Grant-Funded Govt. Workplace Harassment Website Engages Labor
The DOJ grant-funded site provides resources to employers to support victims of workplace harassment and domestic violence. It was funded under VAWA, set to expire Dec. 7, 2018.
Workplaces Respond to Domestic and Sexual Violence: A National Resource Center is an informational hub for employers looking to provide a safe environment for their employees who are victims of workplace harassment, including domestic and sexual violence.
Funded by Futures Without Violence (FUTURES) and a grant from the U.S. Department of Justice's Office on Violence Against Women, Workplaces Respond offers survivor testimonies, workplace toolkits for employers, statistics, training and technical assistance, a model workplace policy and protection order guidelines.
We spend most of our waking hours at work,” Linda A. Seabrook, FUTURES’ general counsel, said. “That’s why the workplace presents a critical opportunity for intervention to help women move from victims to survivors, and make workplaces safer for all.”
Gender-Based Violence and Workplace Harassment
VAWA was scheduled to expire in September, but was extended through December 7, 2018, in the March Omnibus Spending Bill. Last month, New York Representative Elise Stefanik filed new legislation that would extend VAWA for six additional to give lawmakers negotiation time, Roll Call reported. Lawmakers have been disagreeing over definition changes proposed by Texas Representative Sheila Jackson Lee, The Hill reported in August.

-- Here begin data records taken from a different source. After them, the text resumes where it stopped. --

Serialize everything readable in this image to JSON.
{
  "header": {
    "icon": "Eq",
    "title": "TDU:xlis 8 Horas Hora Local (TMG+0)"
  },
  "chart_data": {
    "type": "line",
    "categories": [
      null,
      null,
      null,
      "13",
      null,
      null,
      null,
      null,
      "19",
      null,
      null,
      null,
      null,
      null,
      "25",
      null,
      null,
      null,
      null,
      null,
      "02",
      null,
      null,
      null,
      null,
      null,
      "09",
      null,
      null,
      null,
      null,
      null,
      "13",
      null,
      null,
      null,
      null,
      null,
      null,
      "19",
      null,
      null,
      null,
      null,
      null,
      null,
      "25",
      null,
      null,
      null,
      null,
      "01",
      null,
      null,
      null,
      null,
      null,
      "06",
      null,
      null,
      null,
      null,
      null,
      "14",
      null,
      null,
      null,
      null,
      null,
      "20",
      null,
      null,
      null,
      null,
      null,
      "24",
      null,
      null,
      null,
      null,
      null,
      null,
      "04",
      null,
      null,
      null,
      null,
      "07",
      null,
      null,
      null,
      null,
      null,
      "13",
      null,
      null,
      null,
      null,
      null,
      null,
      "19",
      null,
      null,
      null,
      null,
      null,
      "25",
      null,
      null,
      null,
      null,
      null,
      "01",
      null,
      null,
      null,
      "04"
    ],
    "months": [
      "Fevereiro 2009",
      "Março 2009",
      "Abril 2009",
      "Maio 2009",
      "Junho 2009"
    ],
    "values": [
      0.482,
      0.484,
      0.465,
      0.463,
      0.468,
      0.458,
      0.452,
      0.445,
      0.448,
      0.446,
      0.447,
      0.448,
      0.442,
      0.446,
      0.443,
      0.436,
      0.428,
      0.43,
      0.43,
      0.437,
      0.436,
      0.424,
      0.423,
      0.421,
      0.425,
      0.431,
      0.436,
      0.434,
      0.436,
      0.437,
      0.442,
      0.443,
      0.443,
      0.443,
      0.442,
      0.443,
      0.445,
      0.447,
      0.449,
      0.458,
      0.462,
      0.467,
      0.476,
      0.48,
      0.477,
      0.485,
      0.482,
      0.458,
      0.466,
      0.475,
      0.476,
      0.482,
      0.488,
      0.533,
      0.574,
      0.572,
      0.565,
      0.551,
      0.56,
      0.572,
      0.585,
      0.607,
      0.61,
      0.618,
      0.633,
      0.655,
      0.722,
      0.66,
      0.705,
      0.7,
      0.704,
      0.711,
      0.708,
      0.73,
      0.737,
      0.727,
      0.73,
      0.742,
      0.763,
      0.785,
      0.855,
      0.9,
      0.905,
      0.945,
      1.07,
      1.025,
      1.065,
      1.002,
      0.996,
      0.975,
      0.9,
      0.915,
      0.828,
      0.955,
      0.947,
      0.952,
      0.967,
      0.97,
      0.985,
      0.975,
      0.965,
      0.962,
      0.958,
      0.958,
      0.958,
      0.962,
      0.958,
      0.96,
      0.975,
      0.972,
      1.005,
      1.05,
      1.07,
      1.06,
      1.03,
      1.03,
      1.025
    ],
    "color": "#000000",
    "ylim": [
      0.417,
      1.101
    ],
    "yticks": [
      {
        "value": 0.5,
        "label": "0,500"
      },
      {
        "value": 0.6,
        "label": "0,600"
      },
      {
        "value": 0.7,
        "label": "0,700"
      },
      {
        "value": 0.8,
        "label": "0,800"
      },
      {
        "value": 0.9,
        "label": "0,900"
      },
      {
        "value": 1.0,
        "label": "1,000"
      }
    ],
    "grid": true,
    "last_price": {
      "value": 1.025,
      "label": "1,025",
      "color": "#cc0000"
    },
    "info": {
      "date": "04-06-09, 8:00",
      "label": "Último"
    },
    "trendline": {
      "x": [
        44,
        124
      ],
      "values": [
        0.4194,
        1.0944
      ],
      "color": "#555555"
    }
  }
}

Training and Tools for Employers and Local Governments
In the employers' resources section, government employers can find tools like:
- Interactive training modules
- Informational articles, like The Top 10 Things Employers Can Do Right Now to Address Sexual Harassment in the Workplace
- A model workplace policy
- Workplace awareness tools, including a 6-question virtual training quiz for supervisors responding to employees experiencing domestic violence
- Guides and reports, including a Protection Order Guide that can help employers manage orders that name their workplace
Statistics show that a large percentage of women employed in certain industries are victims of sexual and domestic violence. The site also provides specific training guidelines for various industries, including the restaurant, agriculture and healthcare fields.
In addition, Workplaces Respond provides grading criteria of employer programs aimed at supporting victims of workplace harassment. This includes providing .
'Low Wage, High Risk' Focus
A 2014 initiative launched by FUTURES targeted workers in low-wage positions, particularly those working in the restaurant, agriculture, healthcare, retail and hotel industries, who are more likely to be the victim of workplace harassment. The goal of the initiative was to work with employers and anti-violence advocates at select pilot sites across the country to develop and implement practices that prevent violence. Locations for the project have included Immokalee, Florida; Towson, Maryland; and New York City.
In New York City, FUTURES worked in partnership with Restaurant Opportunities Centers United (ROC United), an organization fighting for fairer wages for people who work for tips in the food service. ROC United works to promote the ONE FAIR WAGE campaign, which was recently adopted through a vote by the people of Washington D.C., but is being thwarted by city leaders.
Website Supports Workplace Response to Domestic Violence
According to Workplaces Respond, one in four women will experience violence by a partner at some point in her life, and three out of four domestic abuse survivors cited economic insecurity as the main reason they stayed with their abuser, according to the website.
Survivor stories are shared on the website to highlight how domestic violence has ramifications on their employment.
“My ex-husband tried to destroy my ability to work – but I refused to let him win,” said 'Sherri,' a domestic violence survivor.
Linda A. Seabrook, FUTURES’ General Counsel indicated in a prepared statement that while Sherri’s employer took some initial steps to enhance security, the company asked her to leave her job because Sherri's former husband's conduct was a safety threat to their customers and employees.